Instagram head Adam Mosseri will meet UK health and social care secretary Matt Hancock this week amid increasing concerns over children and young people's exposure to content glorifying suicide and self-harm on social media platforms, according to the BBC.
Hancock warned social media firms last month that "more action is urgently needed" after the family of a teenager that took her own life discovered distressing material about suicide and depression when looking into her Instagram account.
“It is appalling how easy it still is to access this content online and I am in no doubt about the harm it can cause, especially for young people. It is time for internet and social media providers to step up and purge this content once and for all,” Hancock wrote in a letter to tech giants.
It is time for internet & social media providers to step up & protect children online. My letter to social media firms: pic.twitter.com/eK6FaKPgKc
— Matt Hancock (@MattHancock) January 28, 2019
The secretary also told BBC’s Andrew Marr that the UK could ban social media firms if they failed to remove harmful material, saying: “Ultimately, Parliament does have that sanction.

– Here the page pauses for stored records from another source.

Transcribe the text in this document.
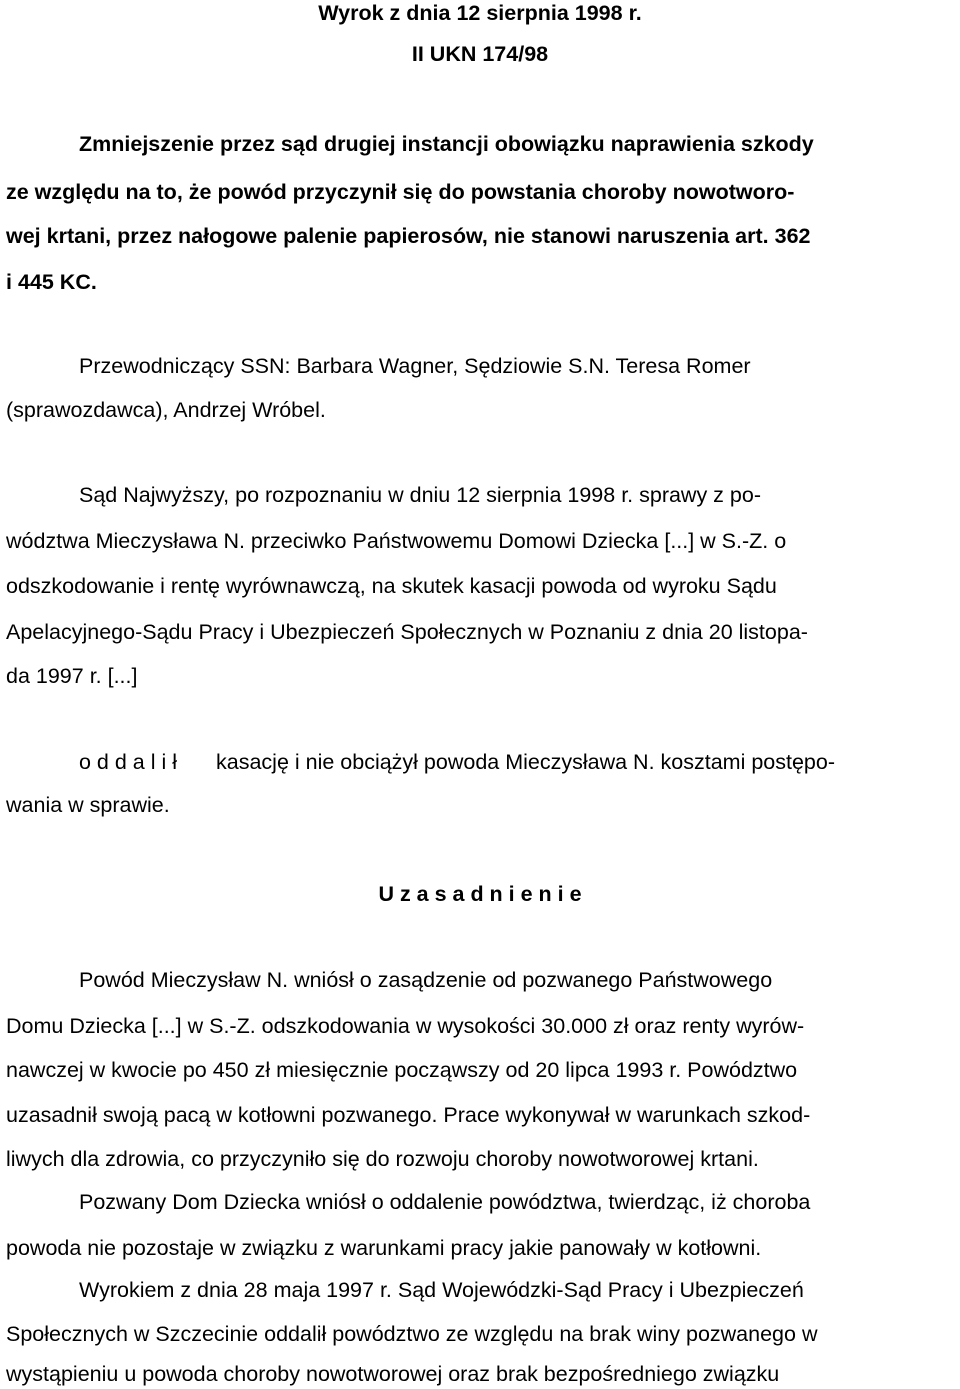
Wyrok z dnia 12 sierpnia 1998 r.
II UKN 174/98
Zmniejszenie przez sąd drugiej instancji obowiązku naprawienia szkody
ze względu na to, że powód przyczynił się do powstania choroby nowotworo-
wej krtani, przez nałogowe palenie papierosów, nie stanowi naruszenia art. 362
i 445 KC.
Przewodniczący SSN: Barbara Wagner, Sędziowie S.N. Teresa Romer
(sprawozdawca), Andrzej Wróbel.
Sąd Najwyższy, po rozpoznaniu w dniu 12 sierpnia 1998 r. sprawy z po-
wództwa Mieczysława N. przeciwko Państwowemu Domowi Dziecka [...] w S.-Z. o
odszkodowanie i rentę wyrównawczą, na skutek kasacji powoda od wyroku Sądu
Apelacyjnego-Sądu Pracy i Ubezpieczeń Społecznych w Poznaniu z dnia 20 listopa-
da 1997 r. [...]
o d d a l i ł kasację i nie obciążył powoda Mieczysława N. kosztami postępo-
wania w sprawie.
U z a s a d n i e n i e
Powód Mieczysław N. wniósł o zasądzenie od pozwanego Państwowego
Domu Dziecka [...] w S.-Z. odszkodowania w wysokości 30.000 zł oraz renty wyrów-
nawczej w kwocie po 450 zł miesięcznie począwszy od 20 lipca 1993 r. Powództwo
uzasadnił swoją pacą w kotłowni pozwanego. Prace wykonywał w warunkach szkod-
liwych dla zdrowia, co przyczyniło się do rozwoju choroby nowotworowej krtani.
Pozwany Dom Dziecka wniósł o oddalenie powództwa, twierdząc, iż choroba
powoda nie pozostaje w związku z warunkami pracy jakie panowały w kotłowni.
Wyrokiem z dnia 28 maja 1997 r. Sąd Wojewódzki-Sąd Pracy i Ubezpieczeń
Społecznych w Szczecinie oddalił powództwo ze względu na brak winy pozwanego w
wystąpieniu u powoda choroby nowotworowej oraz brak bezpośredniego związku
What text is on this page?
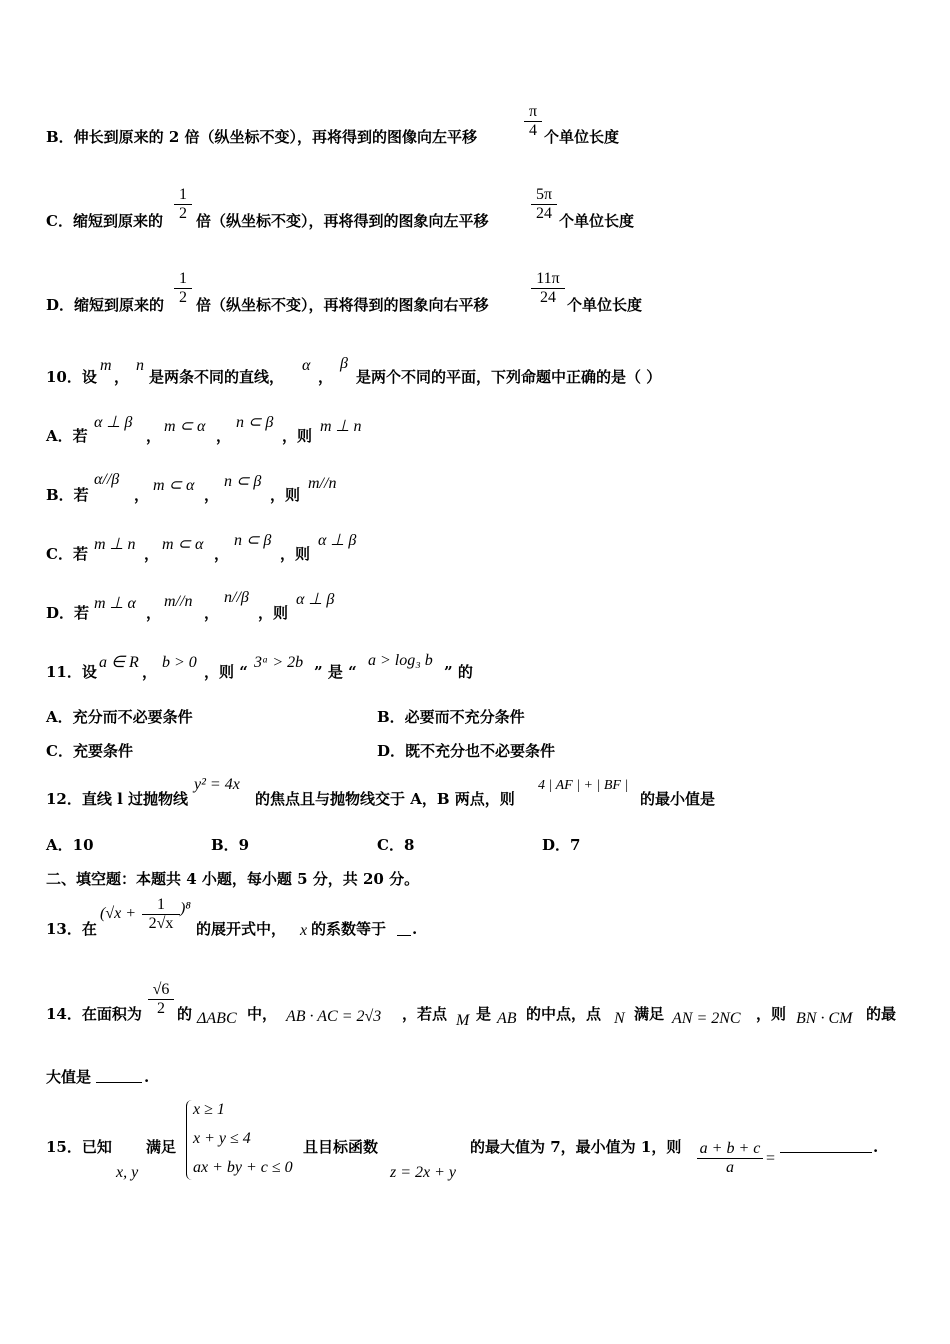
B．伸长到原来的 2 倍（纵坐标不变），再将得到的图像向左平移
π
4 个单位长度
C．缩短到原来的
1
2 倍（纵坐标不变），再将得到的图象向左平移
5π
24 个单位长度
D．缩短到原来的
1
2 倍（纵坐标不变），再将得到的图象向右平移
11π
24 个单位长度
10．设
m
，
n
是两条不同的直线，
α
，
β
是两个不同的平面，下列命题中正确的是（ ）
A．若
α ⊥ β
，
m ⊂ α
，
n ⊂ β
，则
m ⊥ n
B．若
α//β
，
m ⊂ α
，
n ⊂ β
，则
m//n
C．若
m ⊥ n
，
m ⊂ α
，
n ⊂ β
，则
α ⊥ β
D．若
m ⊥ α
，
m//n
，
n//β
，则
α ⊥ β
11．设
a ∈ R
，
b > 0
，则 “
3ᵃ > 2b
” 是 “
a > log₃ b
” 的
A．充分而不必要条件	B．必要而不充分条件
C．充要条件	D．既不充分也不必要条件
12．直线 l 过抛物线
y² = 4x
的焦点且与抛物线交于 A，B 两点，则
4 | AF | + | BF |
的最小值是
A．10	B．9	C．8	D．7
二、填空题：本题共 4 小题，每小题 5 分，共 20 分。
13．在
(√x +
1
2√x
)⁸
的展开式中， x 的系数等于 .
14．在面积为
√6
2 的 ΔABC 中， AB · AC = 2√3 ，若点 M 是 AB 的中点，点 N 满足 AN = 2NC ，则 BN · CM 的最
大值是	.
15．已知
x, y
满足
x ≥ 1
x + y ≤ 4
ax + by + c ≤ 0
且目标函数
z = 2x + y
的最大值为 7，最小值为 1，则 a + b + c
a
=
.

Yes, it’s not where I’d like to end up in terms of banning them, of course, because there’s a great positive to social media too, but we run our country through Parliament and we will and we must act if we have to.”
Writing in the Daily Telegraph on Monday, Instagram's Mosseri acknowledged that “we are not yet where we need to be on the issues of suicide and self harm”, and said the company would start applying “sensitivity screens” to distressing content.
“To be very clear, we do not allow posts that promote or encourage suicide or self-harm. We rely heavily on our community to report this content, and remove it as soon as it’s found. The bottom line is we do not yet find enough of these images before they're seen by other people," Mosseri wrote.
The Instagram boss also said they were now investing in technology allowing them to “better identify sensitive images at scale” and make them “less discoverable”, and that he was meeting this week experts from various charities, including Samaritans and Papyrus, to tackle these issues.
Towards the end of January, the House of Commons Science and Technology Committee said social media companies should be subject to “a legal duty of care” to children, following an inquiry that looked at the impact of screen use and social networks on young people’s health and wellbeing.
Today, the Duchess of Cambridge will visit the Lavender Primary School and the Alperton Community School in London to mark a series of events organised as part of Children’s Mental Health Week 2019, taking place from 4 until 10 February, launched by the Place2Be charity.